Train smart, train hard, facilitate recovery. It really is that simple, however that doesn’t mean that it is easy.

 

References:

1. Hewett, T.E., Myer, G.D., Ford, K.R., Paterno, M.V. and Quatman, C.E. (2016), Mechanisms, prediction, and prevention of ACL injuries: Cut risk with three sharpened and validated tools. J. Orthop. Res., 34: 1843-1855. https://doi.org/10.1002/jor.23414

 

2. Kaminski TW, Hertel J, Amendola N, Docherty CL, Dolan MG, Hopkins JT, Nussbaum E, Poppy W, Richie D; National Athletic Trainers' Association. National Athletic Trainers' Association position statement: conservative management and prevention of ankle sprains in athletes. J Athl Train. 2013 Jul-Aug;48(4):528-45. doi: 10.4085/1062-6050-48.4.02. PMID: 23855363; PMCID: PMC3718356.

 

3. Liaghat B, Pedersen JR, Husted RS, Pedersen LL, Thorborg K, Juhl CB. Diagnosis, prevention and treatment of common shoulder injuries in sport: grading the evidence - a statement paper commissioned by the Danish Society of Sports Physical Therapy (DSSF).

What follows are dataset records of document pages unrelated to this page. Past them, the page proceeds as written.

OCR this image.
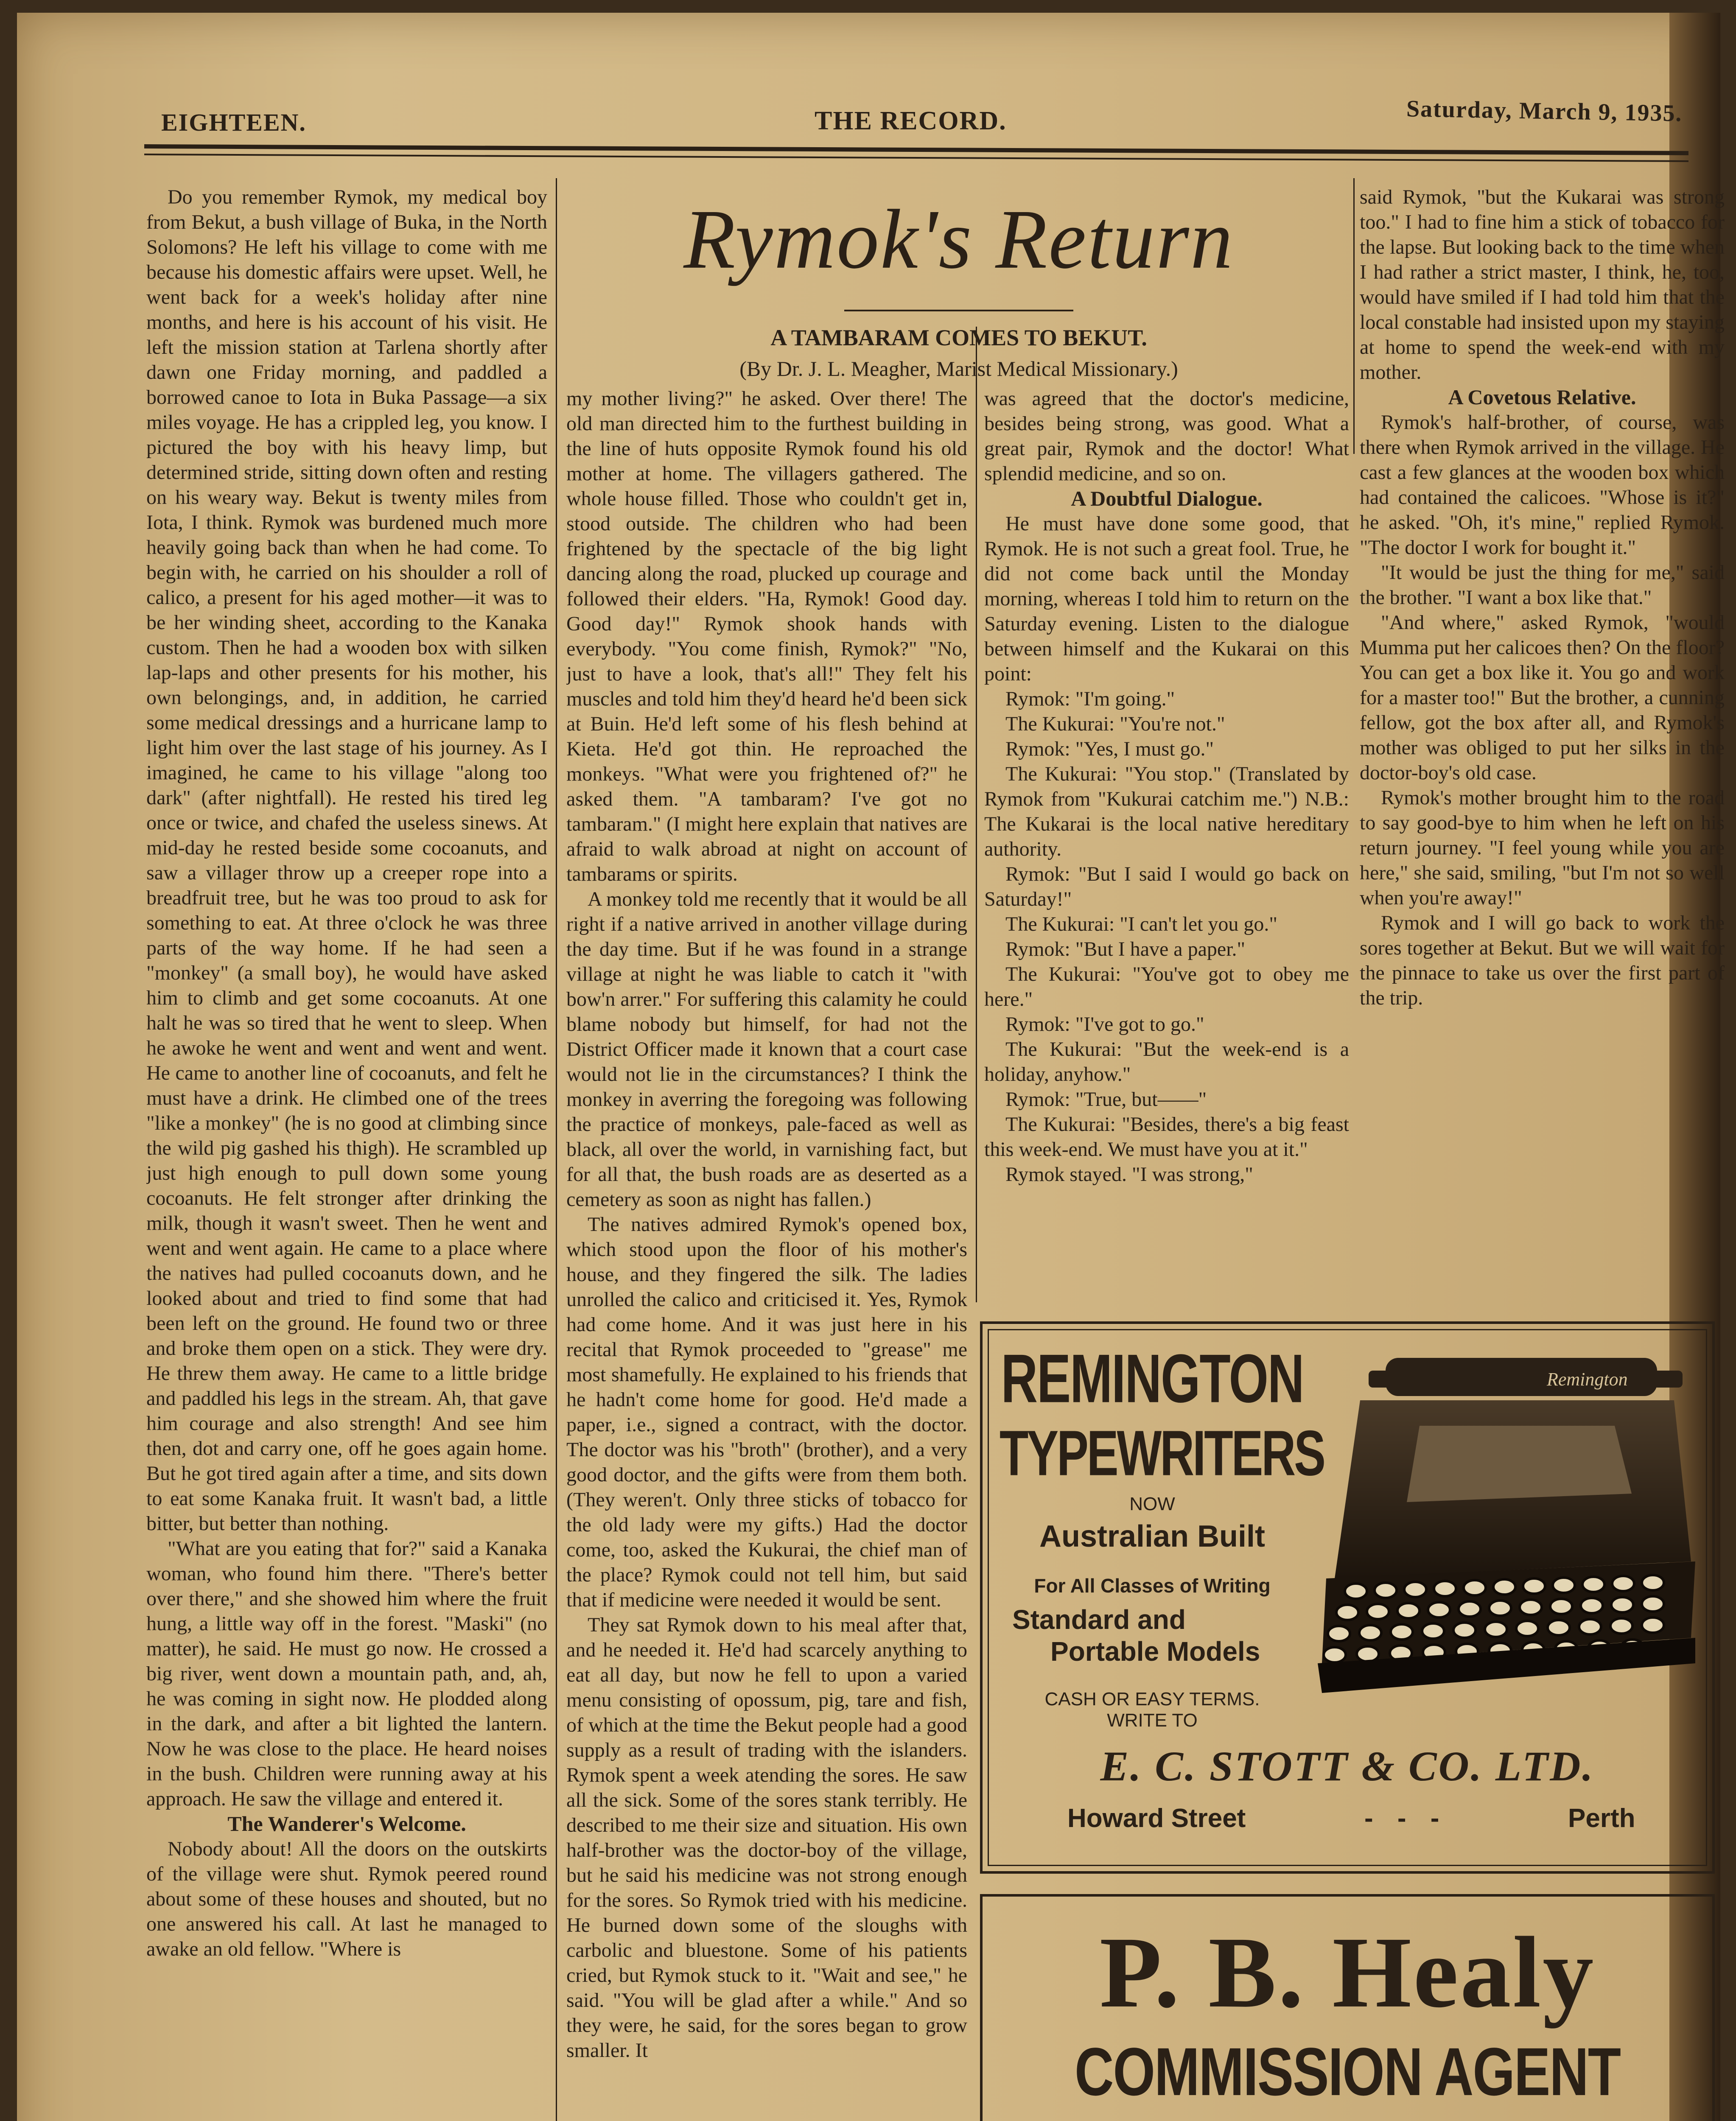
EIGHTEEN.	THE RECORD.	Saturday, March 9, 1935.
Rymok's Return
A TAMBARAM COMES TO BEKUT.
(By Dr. J. L. Meagher, Marist Medical Missionary.)

Do you remember Rymok, my medical boy from Bekut, a bush village of Buka, in the North Solomons? He left his village to come with me because his domestic affairs were upset. Well, he went back for a week's holiday after nine months, and here is his account of his visit. He left the mission station at Tarlena shortly after dawn one Friday morning, and paddled a borrowed canoe to Iota in Buka Passage—a six miles voyage. He has a crippled leg, you know. I pictured the boy with his heavy limp, but determined stride, sitting down often and resting on his weary way. Bekut is twenty miles from Iota, I think. Rymok was burdened much more heavily going back than when he had come. To begin with, he carried on his shoulder a roll of calico, a present for his aged mother—it was to be her winding sheet, according to the Kanaka custom. Then he had a wooden box with silken lap-laps and other presents for his mother, his own belongings, and, in addition, he carried some medical dressings and a hurricane lamp to light him over the last stage of his journey. As I imagined, he came to his village "along too dark" (after nightfall). He rested his tired leg once or twice, and chafed the useless sinews. At mid-day he rested beside some cocoanuts, and saw a villager throw up a creeper rope into a breadfruit tree, but he was too proud to ask for something to eat. At three o'clock he was three parts of the way home. If he had seen a "monkey" (a small boy), he would have asked him to climb and get some cocoanuts. At one halt he was so tired that he went to sleep. When he awoke he went and went and went and went. He came to another line of cocoanuts, and felt he must have a drink. He climbed one of the trees "like a monkey" (he is no good at climbing since the wild pig gashed his thigh). He scrambled up just high enough to pull down some young cocoanuts. He felt stronger after drinking the milk, though it wasn't sweet. Then he went and went and went again. He came to a place where the natives had pulled cocoanuts down, and he looked about and tried to find some that had been left on the ground. He found two or three and broke them open on a stick. They were dry. He threw them away. He came to a little bridge and paddled his legs in the stream. Ah, that gave him courage and also strength! And see him then, dot and carry one, off he goes again home. But he got tired again after a time, and sits down to eat some Kanaka fruit. It wasn't bad, a little bitter, but better than nothing.

"What are you eating that for?" said a Kanaka woman, who found him there. "There's better over there," and she showed him where the fruit hung, a little way off in the forest. "Maski" (no matter), he said. He must go now. He crossed a big river, went down a mountain path, and, ah, he was coming in sight now. He plodded along in the dark, and after a bit lighted the lantern. Now he was close to the place. He heard noises in the bush. Children were running away at his approach. He saw the village and entered it.

The Wanderer's Welcome.

Nobody about! All the doors on the outskirts of the village were shut. Rymok peered round about some of these houses and shouted, but no one answered his call. At last he managed to awake an old fellow. "Where is

my mother living?" he asked. Over there! The old man directed him to the furthest building in the line of huts opposite Rymok found his old mother at home. The villagers gathered. The whole house filled. Those who couldn't get in, stood outside. The children who had been frightened by the spectacle of the big light dancing along the road, plucked up courage and followed their elders. "Ha, Rymok! Good day. Good day!" Rymok shook hands with everybody. "You come finish, Rymok?" "No, just to have a look, that's all!" They felt his muscles and told him they'd heard he'd been sick at Buin. He'd left some of his flesh behind at Kieta. He'd got thin. He reproached the monkeys. "What were you frightened of?" he asked them. "A tambaram? I've got no tambaram." (I might here explain that natives are afraid to walk abroad at night on account of tambarams or spirits.

A monkey told me recently that it would be all right if a native arrived in another village during the day time. But if he was found in a strange village at night he was liable to catch it "with bow'n arrer." For suffering this calamity he could blame nobody but himself, for had not the District Officer made it known that a court case would not lie in the circumstances? I think the monkey in averring the foregoing was following the practice of monkeys, pale-faced as well as black, all over the world, in varnishing fact, but for all that, the bush roads are as deserted as a cemetery as soon as night has fallen.)

The natives admired Rymok's opened box, which stood upon the floor of his mother's house, and they fingered the silk. The ladies unrolled the calico and criticised it. Yes, Rymok had come home. And it was just here in his recital that Rymok proceeded to "grease" me most shamefully. He explained to his friends that he hadn't come home for good. He'd made a paper, i.e., signed a contract, with the doctor. The doctor was his "broth" (brother), and a very good doctor, and the gifts were from them both. (They weren't. Only three sticks of tobacco for the old lady were my gifts.) Had the doctor come, too, asked the Kukurai, the chief man of the place? Rymok could not tell him, but said that if medicine were needed it would be sent.

They sat Rymok down to his meal after that, and he needed it. He'd had scarcely anything to eat all day, but now he fell to upon a varied menu consisting of opossum, pig, tare and fish, of which at the time the Bekut people had a good supply as a result of trading with the islanders. Rymok spent a week atending the sores. He saw all the sick. Some of the sores stank terribly. He described to me their size and situation. His own half-brother was the doctor-boy of the village, but he said his medicine was not strong enough for the sores. So Rymok tried with his medicine. He burned down some of the sloughs with carbolic and bluestone. Some of his patients cried, but Rymok stuck to it. "Wait and see," he said. "You will be glad after a while." And so they were, he said, for the sores began to grow smaller. It

was agreed that the doctor's medicine, besides being strong, was good. What a great pair, Rymok and the doctor! What splendid medicine, and so on.

A Doubtful Dialogue.

He must have done some good, that Rymok. He is not such a great fool. True, he did not come back until the Monday morning, whereas I told him to return on the Saturday evening. Listen to the dialogue between himself and the Kukarai on this point:

Rymok: "I'm going."

The Kukurai: "You're not."

Rymok: "Yes, I must go."

The Kukurai: "You stop." (Translated by Rymok from "Kukurai catchim me.") N.B.: The Kukarai is the local native hereditary authority.

Rymok: "But I said I would go back on Saturday!"

The Kukurai: "I can't let you go."

Rymok: "But I have a paper."

The Kukurai: "You've got to obey me here."

Rymok: "I've got to go."

The Kukurai: "But the week-end is a holiday, anyhow."

Rymok: "True, but——"

The Kukurai: "Besides, there's a big feast this week-end. We must have you at it."

Rymok stayed. "I was strong,"

said Rymok, "but the Kukarai was strong too." I had to fine him a stick of tobacco for the lapse. But looking back to the time when I had rather a strict master, I think, he, too, would have smiled if I had told him that the local constable had insisted upon my staying at home to spend the week-end with my mother.

A Covetous Relative.

Rymok's half-brother, of course, was there when Rymok arrived in the village. He cast a few glances at the wooden box which had contained the calicoes. "Whose is it?" he asked. "Oh, it's mine," replied Rymok. "The doctor I work for bought it."

"It would be just the thing for me," said the brother. "I want a box like that."

"And where," asked Rymok, "would Mumma put her calicoes then? On the floor? You can get a box like it. You go and work for a master too!" But the brother, a cunning fellow, got the box after all, and Rymok's mother was obliged to put her silks in the doctor-boy's old case.

Rymok's mother brought him to the road to say good-bye to him when he left on his return journey. "I feel young while you are here," she said, smiling, "but I'm not so well when you're away!"

Rymok and I will go back to work the sores together at Bekut. But we will wait for the pinnace to take us over the first part of the trip.

REMINGTON
TYPEWRITERS
NOW
Australian Built
For All Classes of Writing
Standard and
Portable Models
CASH OR EASY TERMS.
WRITE TO
E. C. STOTT & CO. LTD.
Howard Street	- - -	Perth
Remington
P. B. Healy
COMMISSION AGENT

Br J Sports Med. 2023 Apr;57(7):408-416. doi: 10.1136/bjsports-2022-105674. Epub 2022 Oct 19. PMID: 36261251; PMCID: PMC10086287.

 

4. Petushek EJ, Sugimoto D, Stoolmiller M, Smith G, Myer GD. Evidence-Based Best-Practice Guidelines for Preventing Anterior Cruciate Ligament Injuries in Young Female Athletes: A Systematic Review and Meta-analysis. Am J Sports Med. 2019 Jun;47(7):1744-1753. doi: 10.1177/0363546518782460. Epub 2018 Jul 12. PMID: 30001501; PMCID: PMC6592422.

 

5. Foss KDB, Thomas S, Khoury JC, Myer GD, Hewett TE. A School-Based Neuromuscular Training Program and Sport-Related Injury Incidence: A Prospective Randomized Controlled Clinical Trial. J Athl Train. 2018 Jan;53(1):20-28. doi: 10.4085/1062-6050-173-16. Epub 2018 Jan 13. PMID: 29332470; PMCID: PMC5800723.

 

6. Jayanthi NA, Post EG, Laury TC, Fabricant PD. Health Consequences of Youth Sport Specialization. J Athl Train. 2019 Oct;54(10):1040-1049. doi: 10.4085/1062-6050-380-18. PMID: 31633420; PMCID: PMC6805065.